- The insignia of Borgelin Company
- Active: 26 March 1919
- Disbanded: 1 September 1919
- Country: Denmark
- Allegiance: Estonia
- Type: Infantry
- Size: 213 volunteers
- Part of: 2nd Division
- Garrison/HQ: Tartu
- Nickname: Det Danske Frivillige Korps
- Colors: Gray and White
- March: "Björneborgarnas marsch"
- Mascot: Røv (Corps Dog)
- Engagements: Estonian war of independence Latvian War of Independence

Commanders
- Corps Commander: Iver de Hemmer Gudme
- Company Commander: Richard Gustav Borgelin

Insignia

= Danish-Baltic Auxiliary Corps =

Danish military unit in Estonia (1919)

Danish-Baltic Auxiliary Corps (Dansk-Baltisk Auxiliær Corps, DBAC) was a Danish company of military volunteers, established 1919 as a non-governmental initiative to help in the Estonian and Latvian war of independence.
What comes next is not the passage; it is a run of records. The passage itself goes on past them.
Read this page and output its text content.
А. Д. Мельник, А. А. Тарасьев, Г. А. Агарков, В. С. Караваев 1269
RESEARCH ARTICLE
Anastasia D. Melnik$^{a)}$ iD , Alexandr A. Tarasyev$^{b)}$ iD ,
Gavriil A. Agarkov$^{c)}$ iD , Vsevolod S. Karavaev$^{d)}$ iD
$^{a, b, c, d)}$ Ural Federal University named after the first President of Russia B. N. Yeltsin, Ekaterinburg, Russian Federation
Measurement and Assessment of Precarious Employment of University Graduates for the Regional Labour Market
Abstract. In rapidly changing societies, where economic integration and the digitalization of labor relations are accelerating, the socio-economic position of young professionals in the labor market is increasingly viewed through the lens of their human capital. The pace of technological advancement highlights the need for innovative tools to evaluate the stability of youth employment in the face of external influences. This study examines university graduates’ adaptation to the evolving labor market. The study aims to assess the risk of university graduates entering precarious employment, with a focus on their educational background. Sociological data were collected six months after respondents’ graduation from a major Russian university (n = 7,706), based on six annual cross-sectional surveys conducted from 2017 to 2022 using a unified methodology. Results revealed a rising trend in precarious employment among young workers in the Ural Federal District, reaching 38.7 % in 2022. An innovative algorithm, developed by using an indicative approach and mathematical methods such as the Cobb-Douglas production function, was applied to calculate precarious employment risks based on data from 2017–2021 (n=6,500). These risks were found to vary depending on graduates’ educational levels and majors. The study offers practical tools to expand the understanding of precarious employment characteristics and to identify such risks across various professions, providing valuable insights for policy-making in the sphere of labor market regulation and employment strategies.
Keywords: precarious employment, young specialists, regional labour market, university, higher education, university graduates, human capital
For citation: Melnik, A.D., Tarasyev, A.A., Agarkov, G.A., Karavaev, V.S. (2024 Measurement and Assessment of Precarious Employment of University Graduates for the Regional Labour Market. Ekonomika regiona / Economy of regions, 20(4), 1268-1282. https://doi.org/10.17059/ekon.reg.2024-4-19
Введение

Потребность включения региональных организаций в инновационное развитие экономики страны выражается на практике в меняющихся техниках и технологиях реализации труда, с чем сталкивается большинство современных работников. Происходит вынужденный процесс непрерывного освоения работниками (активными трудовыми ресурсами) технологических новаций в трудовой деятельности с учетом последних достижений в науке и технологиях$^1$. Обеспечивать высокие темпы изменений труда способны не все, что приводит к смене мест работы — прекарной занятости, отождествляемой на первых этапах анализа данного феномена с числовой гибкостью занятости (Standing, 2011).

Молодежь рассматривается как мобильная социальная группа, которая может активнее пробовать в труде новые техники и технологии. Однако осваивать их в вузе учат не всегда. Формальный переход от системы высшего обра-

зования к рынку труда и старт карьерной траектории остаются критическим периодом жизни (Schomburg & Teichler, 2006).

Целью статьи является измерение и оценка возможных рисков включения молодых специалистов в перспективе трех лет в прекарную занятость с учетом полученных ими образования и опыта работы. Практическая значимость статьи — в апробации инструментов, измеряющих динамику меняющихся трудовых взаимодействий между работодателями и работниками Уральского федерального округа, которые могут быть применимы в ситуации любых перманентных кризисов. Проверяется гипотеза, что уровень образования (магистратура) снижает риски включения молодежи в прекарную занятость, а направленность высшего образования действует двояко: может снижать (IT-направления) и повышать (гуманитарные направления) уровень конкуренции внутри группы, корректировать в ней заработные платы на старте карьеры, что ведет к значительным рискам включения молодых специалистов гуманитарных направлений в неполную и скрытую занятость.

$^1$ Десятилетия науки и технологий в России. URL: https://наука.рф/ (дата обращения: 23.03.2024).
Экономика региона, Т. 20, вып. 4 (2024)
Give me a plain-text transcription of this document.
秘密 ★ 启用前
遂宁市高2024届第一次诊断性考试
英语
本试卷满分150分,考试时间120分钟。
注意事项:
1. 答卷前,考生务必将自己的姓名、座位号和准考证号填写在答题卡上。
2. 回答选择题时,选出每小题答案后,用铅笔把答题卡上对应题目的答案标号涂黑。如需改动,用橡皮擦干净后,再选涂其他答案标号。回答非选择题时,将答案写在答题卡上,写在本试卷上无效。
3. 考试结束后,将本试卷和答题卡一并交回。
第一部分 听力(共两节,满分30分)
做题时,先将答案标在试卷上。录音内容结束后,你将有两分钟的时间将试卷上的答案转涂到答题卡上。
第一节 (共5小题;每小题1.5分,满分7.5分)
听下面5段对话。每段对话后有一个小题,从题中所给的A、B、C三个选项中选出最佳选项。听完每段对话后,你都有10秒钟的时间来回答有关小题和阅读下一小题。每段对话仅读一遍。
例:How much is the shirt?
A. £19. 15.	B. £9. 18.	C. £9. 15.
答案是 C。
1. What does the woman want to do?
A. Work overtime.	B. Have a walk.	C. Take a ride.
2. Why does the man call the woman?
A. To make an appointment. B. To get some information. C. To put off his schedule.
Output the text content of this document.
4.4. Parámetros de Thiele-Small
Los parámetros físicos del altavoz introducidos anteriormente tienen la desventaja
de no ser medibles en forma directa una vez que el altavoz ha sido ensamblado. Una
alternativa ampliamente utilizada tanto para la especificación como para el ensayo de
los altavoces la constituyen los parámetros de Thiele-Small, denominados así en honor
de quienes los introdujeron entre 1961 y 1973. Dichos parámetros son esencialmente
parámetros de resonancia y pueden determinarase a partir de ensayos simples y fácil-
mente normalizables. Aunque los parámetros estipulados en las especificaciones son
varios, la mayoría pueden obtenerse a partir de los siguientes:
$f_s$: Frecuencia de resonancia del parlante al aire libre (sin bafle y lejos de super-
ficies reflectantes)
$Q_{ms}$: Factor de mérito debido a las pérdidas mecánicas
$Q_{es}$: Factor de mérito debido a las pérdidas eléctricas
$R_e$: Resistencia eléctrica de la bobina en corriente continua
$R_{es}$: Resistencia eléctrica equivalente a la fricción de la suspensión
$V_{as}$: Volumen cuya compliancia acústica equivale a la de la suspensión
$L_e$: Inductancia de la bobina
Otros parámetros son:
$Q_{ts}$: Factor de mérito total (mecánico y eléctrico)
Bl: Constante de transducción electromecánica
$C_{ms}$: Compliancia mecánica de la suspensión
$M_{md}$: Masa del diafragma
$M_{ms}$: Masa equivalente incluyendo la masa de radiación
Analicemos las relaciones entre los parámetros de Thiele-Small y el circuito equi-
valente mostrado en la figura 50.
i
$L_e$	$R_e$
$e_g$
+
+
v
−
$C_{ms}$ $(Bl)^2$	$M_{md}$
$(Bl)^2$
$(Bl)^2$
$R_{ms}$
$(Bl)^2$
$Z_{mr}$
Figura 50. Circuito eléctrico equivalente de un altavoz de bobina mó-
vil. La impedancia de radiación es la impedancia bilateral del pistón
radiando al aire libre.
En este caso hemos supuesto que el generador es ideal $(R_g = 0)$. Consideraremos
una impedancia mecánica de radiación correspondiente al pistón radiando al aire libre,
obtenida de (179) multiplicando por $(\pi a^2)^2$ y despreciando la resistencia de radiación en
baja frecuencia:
It was originally planned to send several companies to help, but due to the success of war, only one company was sent, Compagnie Borgelin. The company consisted of approximately 200 men with Captain Iver de Hemmer Gudme as corps commander and Captain Richard Gustav Borgelin as company commander.

== History ==
DBAC left on th 26 March 1919 for Hanko in Finland on board the Finnish ship M/S Merkur.

DBAC was contracted by the Estonian Army and participated on its side in the months of May to August 1919 during the Estonian War of Independence and the Latvian War of Independence. During the months of May and June DBAC conducted a 200 km long push from Võru in southern Estonia to Jēkabpils in Latvia, and ultimately the Daugava River, to cut off the Bolshevik's eastern supply lines.

After the successful campaign, the DBAC was pulled back to Estonia, since interfering political conflicts between Baltische Landeswehr and the Latvian Army was not part of the contract. At the end of July 1919 DBAC was sent to a section of the eastern front between Ostrov and Porkhov in the Russian Pskov Governorate, which turned out to be a bloody experience and costly to the corps (four dead, twenty wounded and four prisoners of war). On 2 September 1919, the Danish-Baltic Auxiliary Corps marched through Tallinn to their ship Kalevipoeg, in a victory parade with over 1000 Estonian soldiers, Johan Laidoner and Otto Strandman participating.

On 22 June 2013, a memorial for the Danish volunteers was revealed in Estonia.